Sulla versione web di Classic Rock e’ apparso un articolo che mette in discussione le credenziali rock dei Maneskin, dicendo in buona sostanza che si tratta di una brutta copia del vero rock. Tutto vero. Ed e’ un discorso che si potrebbe applicare anche ai Greta Van Fleet. Tuttavia, il giorno dopo i Maneskin vincono Sanremo e non si puo’ che riflettere.
Scrive uno che di Sanremo non ha visto neanche un minuto. Semplicemente perche’ la “canzone italiana” non mi ha mai interessato o emozionato. Mi sono quindi andato a guardare la performance di questi ragazzi romani. Beh, e’ rock di maniera, non c’e’ dubbio. Ma sicuramente rock.
Il punto e’ un altro: questi ragazzi hanno 20 anni, non c’erano ai tempi di Robert Plant e David Bowie eppure li scimmiottano come se fossero delle icone. Perche’ sono delle icone, pure per una generazione arrivata 50 anni dopo. Quindi, non e’ una buona notizia che i Maneskin, scimmiottando il rock classico abbiano vinto Sanremo asfaltando gli alfieri della canzone italiana, vecchi e nuovi? Certo che si’.

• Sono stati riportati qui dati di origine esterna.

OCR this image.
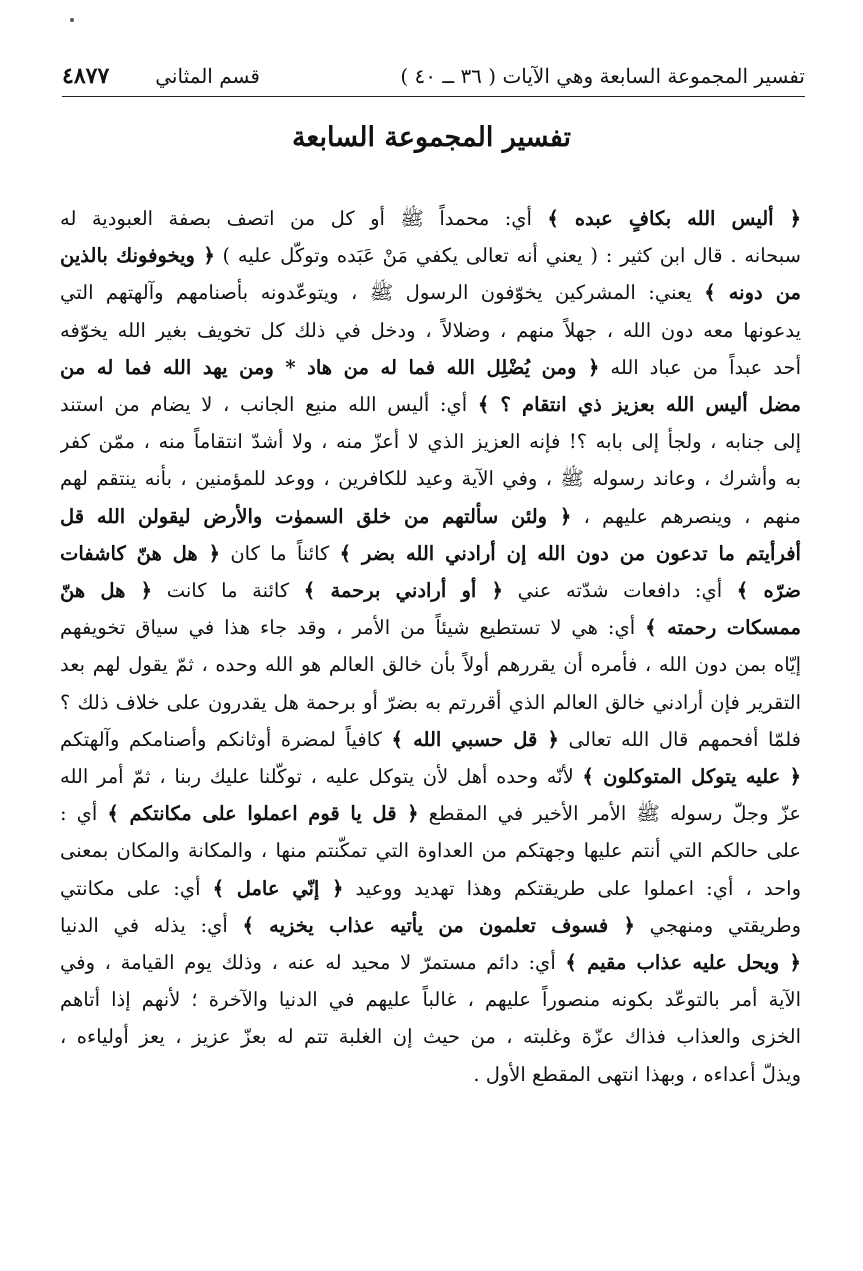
تفسير المجموعة السابعة وهي الآيات ( ٣٦ ــ ٤٠ )
قسم المثاني
٤٨٧٧
تفسير المجموعة السابعة
﴿ أليس الله بكافٍ عبده ﴾ أي: محمداً ﷺ أو كل من اتصف بصفة العبودية له
سبحانه . قال ابن كثير : ( يعني أنه تعالى يكفي مَنْ عَبَده وتوكّل عليه ) ﴿ ويخوفونك بالذين
من دونه ﴾ يعني: المشركين يخوّفون الرسول ﷺ ، ويتوعّدونه بأصنامهم وآلهتهم التي
يدعونها معه دون الله ، جهلاً منهم ، وضلالاً ، ودخل في ذلك كل تخويف بغير الله يخوّفه
أحد عبداً من عباد الله ﴿ ومن يُضْلِل الله فما له من هاد * ومن يهد الله فما له من
مضل أليس الله بعزيز ذي انتقام ؟ ﴾ أي: أليس الله منيع الجانب ، لا يضام من استند
إلى جنابه ، ولجأ إلى بابه ؟! فإنه العزيز الذي لا أعزّ منه ، ولا أشدّ انتقاماً منه ، ممّن كفر
به وأشرك ، وعاند رسوله ﷺ ، وفي الآية وعيد للكافرين ، ووعد للمؤمنين ، بأنه ينتقم لهم
منهم ، وينصرهم عليهم ، ﴿ ولئن سألتهم من خلق السموٰت والأرض ليقولن الله قل
أفرأيتم ما تدعون من دون الله إن أرادني الله بضر ﴾ كائناً ما كان ﴿ هل هنّ كاشفات
ضرّه ﴾ أي: دافعات شدّته عني ﴿ أو أرادني برحمة ﴾ كائنة ما كانت ﴿ هل هنّ
ممسكات رحمته ﴾ أي: هي لا تستطيع شيئاً من الأمر ، وقد جاء هذا في سياق تخويفهم
إيّاه بمن دون الله ، فأمره أن يقررهم أولاً بأن خالق العالم هو الله وحده ، ثمّ يقول لهم بعد
التقرير فإن أرادني خالق العالم الذي أقررتم به بضرّ أو برحمة هل يقدرون على خلاف ذلك ؟
فلمّا أفحمهم قال الله تعالى ﴿ قل حسبي الله ﴾ كافياً لمضرة أوثانكم وأصنامكم وآلهتكم
﴿ عليه يتوكل المتوكلون ﴾ لأنّه وحده أهل لأن يتوكل عليه ، توكّلنا عليك ربنا ، ثمّ أمر الله
عزّ وجلّ رسوله ﷺ الأمر الأخير في المقطع ﴿ قل يا قوم اعملوا على مكانتكم ﴾ أي :
على حالكم التي أنتم عليها وجهتكم من العداوة التي تمكّنتم منها ، والمكانة والمكان بمعنى
واحد ، أي: اعملوا على طريقتكم وهذا تهديد ووعيد ﴿ إنّي عامل ﴾ أي: على مكانتي
وطريقتي ومنهجي ﴿ فسوف تعلمون من يأتيه عذاب يخزيه ﴾ أي: يذله في الدنيا
﴿ ويحل عليه عذاب مقيم ﴾ أي: دائم مستمرّ لا محيد له عنه ، وذلك يوم القيامة ، وفي
الآية أمر بالتوعّد بكونه منصوراً عليهم ، غالباً عليهم في الدنيا والآخرة ؛ لأنهم إذا أتاهم
الخزى والعذاب فذاك عزّة وغلبته ، من حيث إن الغلبة تتم له بعزّ عزيز ، يعز أولياءه ،
ويذلّ أعداءه ، وبهذا انتهى المقطع الأول .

La canzone si chiama “Zitti e buoni” ed e’ dedicata ai professori del liceo di questi ragazzi che dicevano loro di stare “zitti e buoni”. Orripilante scoprire che in questo paese vi siano ancora professori, pagati con i soldi pubblici, cosi’ ottusi e cosi’ perniciosi. Ma che bello vedere che ancora oggi la ribellione nasce dal rock, come cinquant’anni fa. Che bello vedere la canzone vincitrice del festival della canzone italiana eseguita con una Stratocaster con la cassa rovinata (manco fosse Rory Gallagher) e da ragazzi appena ventenni che nei vestiti e nelle movenze rivendicano, come Bowie 50 anni fa, una sessualità libera. Perché purtroppo ce n’e’ ancora bisogno.
In definitiva diciamoci la verità: se sei un ultra cinquantenne rockettaro vorresti avere un figlio nei Maneskin. E se non lo vuoi, allora non sei più un rockettaro, ma solo un vecchio brontolone.